Gözler yalan söylemez mi?
Davranış psikologları elbette daha profesyonel bakış verebilir ama gazeteci gözüyle bu iki fotoğrafı tahlil etmeye çalışınca şunları söylemek mümkün:
– İki lider de bir diğerini gözlerinin içine bakarak dinliyor. Birbirlerini tanıyor ciddiye alıyor, ne demek istediğini anlamaya çalışıyorlar.
– İki liderin de dudaklarında biraz nezaket icabı, biraz temkinli, biraz da “Ne yapmak istediğinin farkındayım” imasında tebessüme benzer kıvrımlar var.
– Erdoğan’ın da Putin’in de gözlerini hafif kısarak bakışı, kaşlarındaki hareketsizlik (botoks etkisi varsa, bilemem elbette) “Aramız şimdilik iyi ama tedbiri elden bırakmayalım” der gibi.
Bu dediklerimi fotoğraflarda sınamak isterseniz bir önerim var. Hem Erdoğan’ın hem Putin’in fotoğrafına ayrı ayrı, yüzünün alt ve üst yarılarını kapatarak bakarsanız, iki ayrı ifadeyi siz de göreceksiniz.

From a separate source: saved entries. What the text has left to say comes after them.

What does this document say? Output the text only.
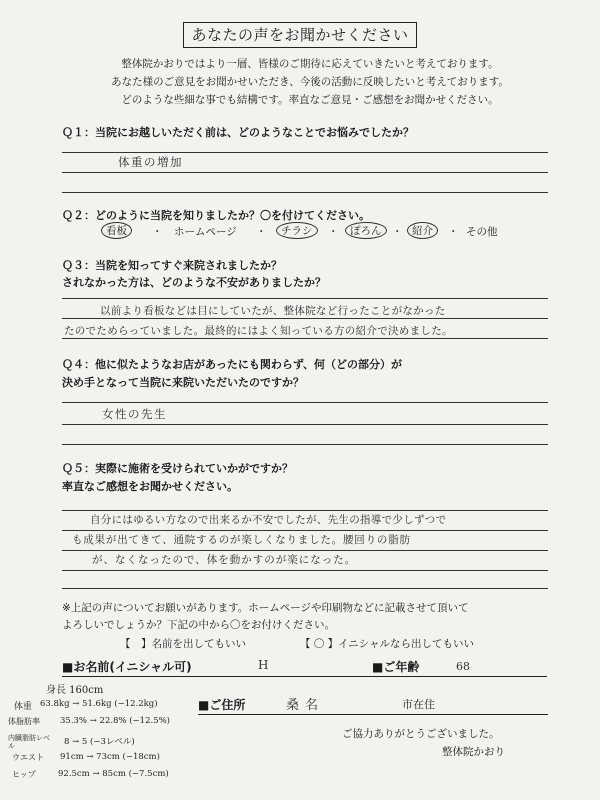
あなたの声をお聞かせください
整体院かおりではより一層、皆様のご期待に応えていきたいと考えております。
あなた様のご意見をお聞かせいただき、今後の活動に反映したいと考えております。
どのような些細な事でも結構です。率直なご意見・ご感想をお聞かせください。
Ｑ１：当院にお越しいただく前は、どのようなことでお悩みでしたか？
体重の増加
Ｑ２：どのように当院を知りましたか？〇を付けてください。
看板	・ ホームページ ・	チラシ	・	ぽろん	・ 紹介	・ その他
Ｑ３：当院を知ってすぐ来院されましたか？
されなかった方は、どのような不安がありましたか？
以前より看板などは目にしていたが、整体院など行ったことがなかった
たのでためらっていました。最終的にはよく知っている方の紹介で決めました。
Ｑ４：他に似たようなお店があったにも関わらず、何（どの部分）が
決め手となって当院に来院いただいたのですか？
女性の先生
Ｑ５：実際に施術を受けられていかがですか？
率直なご感想をお聞かせください。
自分にはゆるい方なので出来るか不安でしたが、先生の指導で少しずつで
も成果が出てきて、通院するのが楽しくなりました。腰回りの脂肪
が、なくなったので、体を動かすのが楽になった。
※上記の声についてお願いがあります。ホームページや印刷物などに記載させて頂いて
よろしいでしょうか？下記の中から〇をお付けください。
【　】名前を出してもいい	【 〇 】イニシャルなら出してもいい
■お名前(イニシャル可)	H	■ご年齢	68
■ご住所	桑名	市在住
身長 160cm
体重 63.8kg → 51.6kg (−12.2kg)
体脂肪率 35.3% → 22.8% (−12.5%)
内臓脂肪レベル	8 → 5 (−3レベル)
ウエスト 91cm → 73cm (−18cm)
ヒップ	92.5cm → 85cm (−7.5cm)
ご協力ありがとうございました。
整体院かおり
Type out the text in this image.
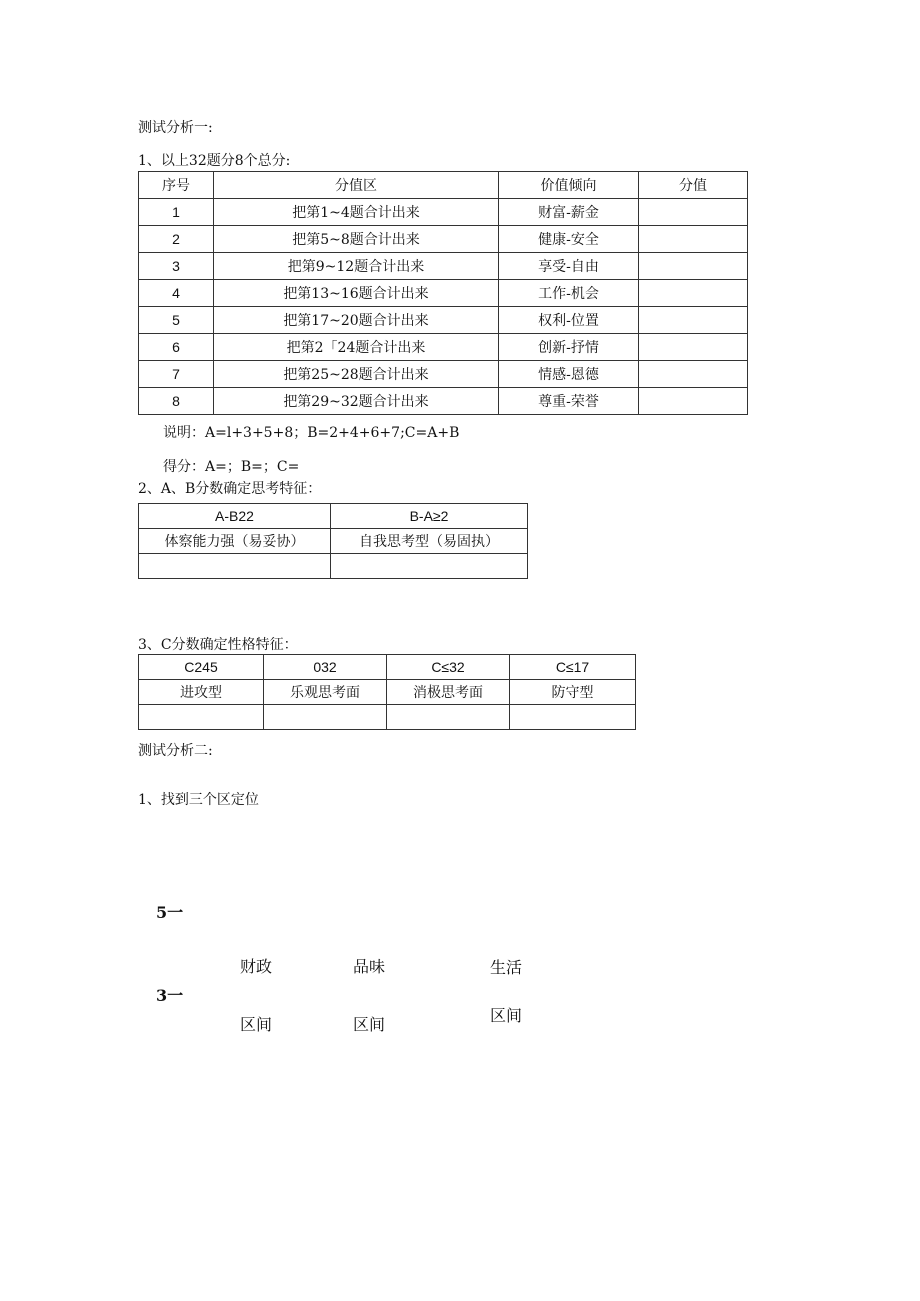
测试分析一:
1、以上32题分8个总分:
序号	分值区	价值倾向	分值
1	把第1~4题合计出来	财富-薪金	
2	把第5~8题合计出来	健康-安全	
3	把第9~12题合计出来	享受-自由	
4	把第13~16题合计出来	工作-机会	
5	把第17~20题合计出来	权利-位置	
6	把第2「24题合计出来	创新-抒情	
7	把第25~28题合计出来	情感-恩德	
8	把第29~32题合计出来	尊重-荣誉	
说明：A=l+3+5+8；B=2+4+6+7;C=A+B
得分：A=；B=；C=
2、A、B分数确定思考特征：
A-B22	B-A≥2
体察能力强（易妥协）	自我思考型（易固执）

3、C分数确定性格特征：
C245	032	C≤32	C≤17
进攻型	乐观思考面	消极思考面	防守型

测试分析二:
1、找到三个区定位
5一
3一
财政
区间
品味
区间
生活
区间
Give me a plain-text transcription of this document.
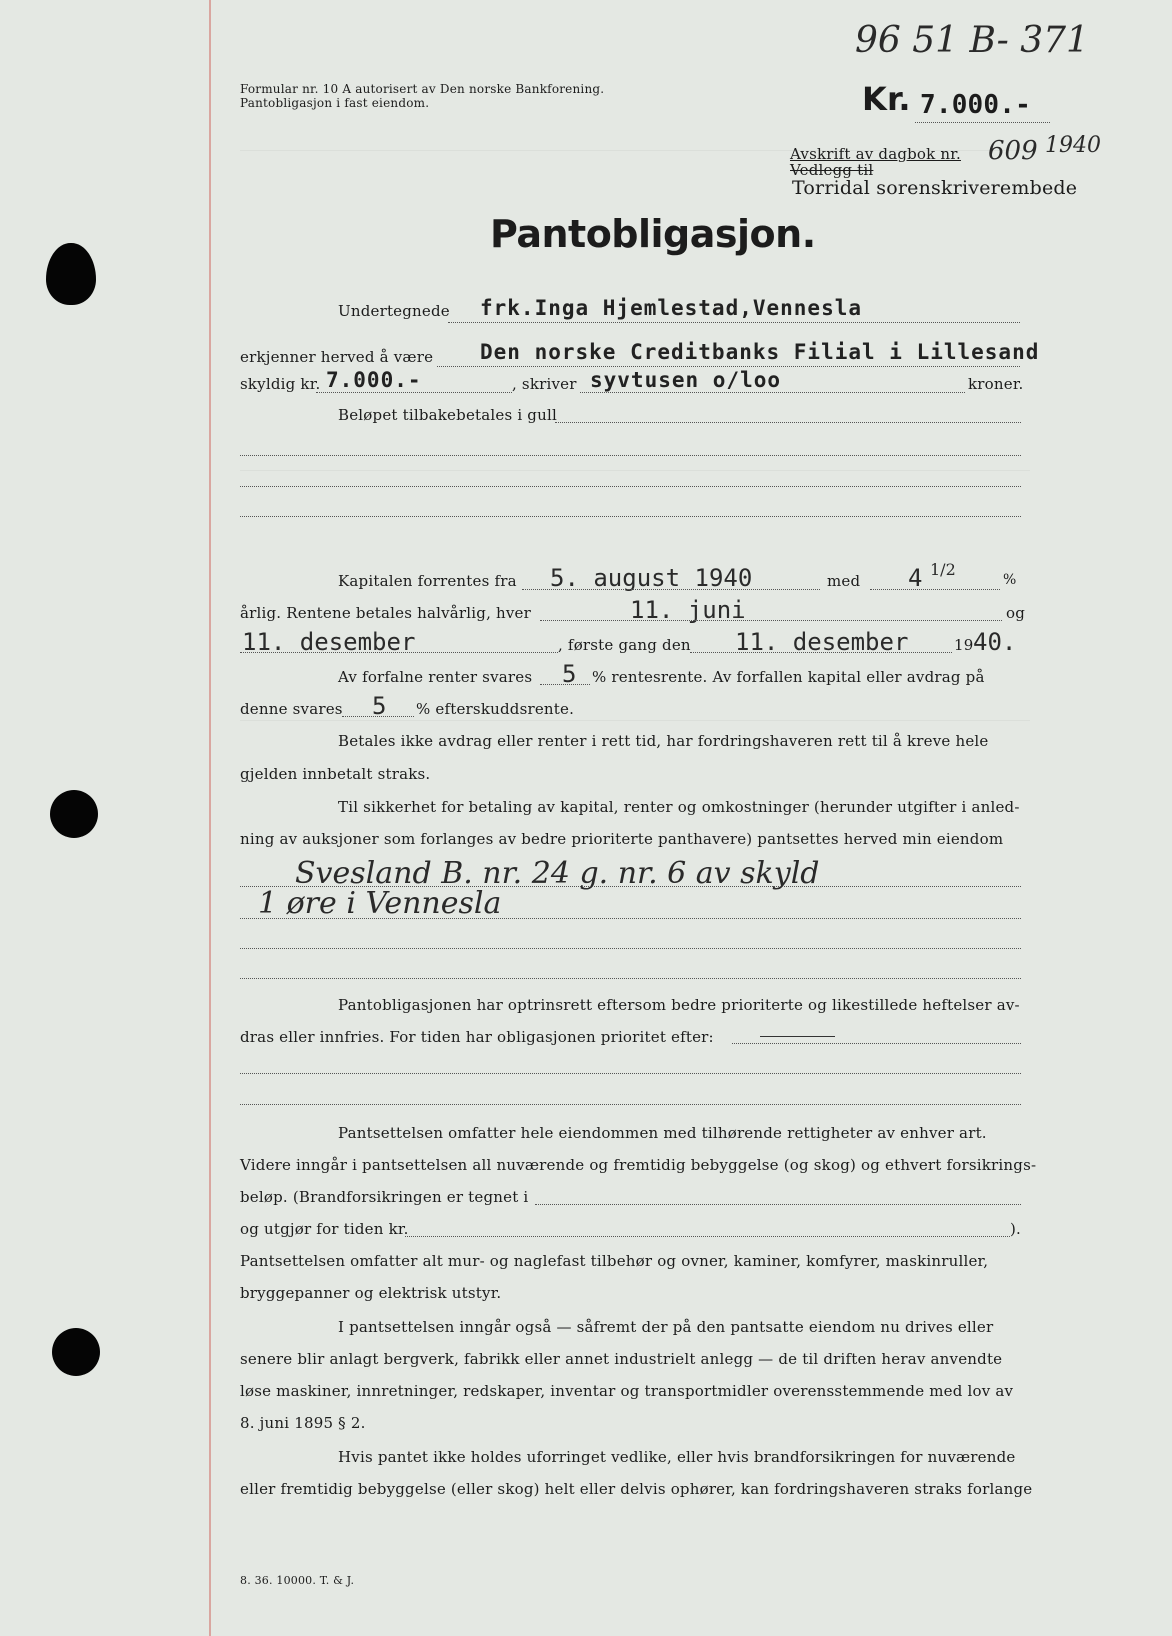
96 51 B- 371
Formular nr. 10 A autorisert av Den norske Bankforening.
Pantobligasjon i fast eiendom.	Kr. 7.000.-
Avskrift av dagbok nr. 609 1940
Vedlegg til
Torridal sorenskriverembede
Pantobligasjon.
Undertegnede frk.Inga Hjemlestad,Vennesla
erkjenner herved å være Den norske Creditbanks Filial i Lillesand
skyldig kr. 7.000.-	, skriver syvtusen o/loo	kroner.
Beløpet tilbakebetales i gull
Kapitalen forrentes fra 5. august 1940	med 4 1/2
%
årlig. Rentene betales halvårlig, hver	11. juni	og
11. desember	, første gang den 11. desember	19 40.
Av forfalne renter svares 5 % rentesrente. Av forfallen kapital eller avdrag på
denne svares 5 % efterskuddsrente.
Betales ikke avdrag eller renter i rett tid, har fordringshaveren rett til å kreve hele
gjelden innbetalt straks.
Til sikkerhet for betaling av kapital, renter og omkostninger (herunder utgifter i anled-
ning av auksjoner som forlanges av bedre prioriterte panthavere) pantsettes herved min eiendom
Svesland B. nr. 24 g. nr. 6 av skyld
1 øre i Vennesla
Pantobligasjonen har optrinsrett eftersom bedre prioriterte og likestillede heftelser av-
dras eller innfries. For tiden har obligasjonen prioritet efter:
Pantsettelsen omfatter hele eiendommen med tilhørende rettigheter av enhver art.
Videre inngår i pantsettelsen all nuværende og fremtidig bebyggelse (og skog) og ethvert forsikrings-
beløp. (Brandforsikringen er tegnet i
og utgjør for tiden kr.	).
Pantsettelsen omfatter alt mur- og naglefast tilbehør og ovner, kaminer, komfyrer, maskinruller,
bryggepanner og elektrisk utstyr.
I pantsettelsen inngår også — såfremt der på den pantsatte eiendom nu drives eller
senere blir anlagt bergverk, fabrikk eller annet industrielt anlegg — de til driften herav anvendte
løse maskiner, innretninger, redskaper, inventar og transportmidler overensstemmende med lov av
8. juni 1895 § 2.
Hvis pantet ikke holdes uforringet vedlike, eller hvis brandforsikringen for nuværende
eller fremtidig bebyggelse (eller skog) helt eller delvis ophører, kan fordringshaveren straks forlange
8. 36. 10000. T. & J.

Doğu Konferansında tek NATO temsilcisi
Şimdi yazacağımdan ne Batı hayranları ne Ulusalcılar ne iktidar ne de muhalefet safları hoşlanacaktır ama Erdoğan’ın Şangay toplantısına “diyalog partneri” de olsa katılmasının en önemli yanı, tek NATO üyesi ülke lideri olmasıdır, gerektiğinde işe yarayabilecek köprü işlevidir.
Zaten Şangay Zirvesinin üyeler dışında, gözlemci üye ve diyalog partnerlerinin da katılımıyla yapılan genişletilmiş toplantısındaki konuşmasında Türkiye’nin jeostratejik önemini “En Batıdaki Asyalı, en Doğudaki Avrupalı” tanımıyla öne çıkardı.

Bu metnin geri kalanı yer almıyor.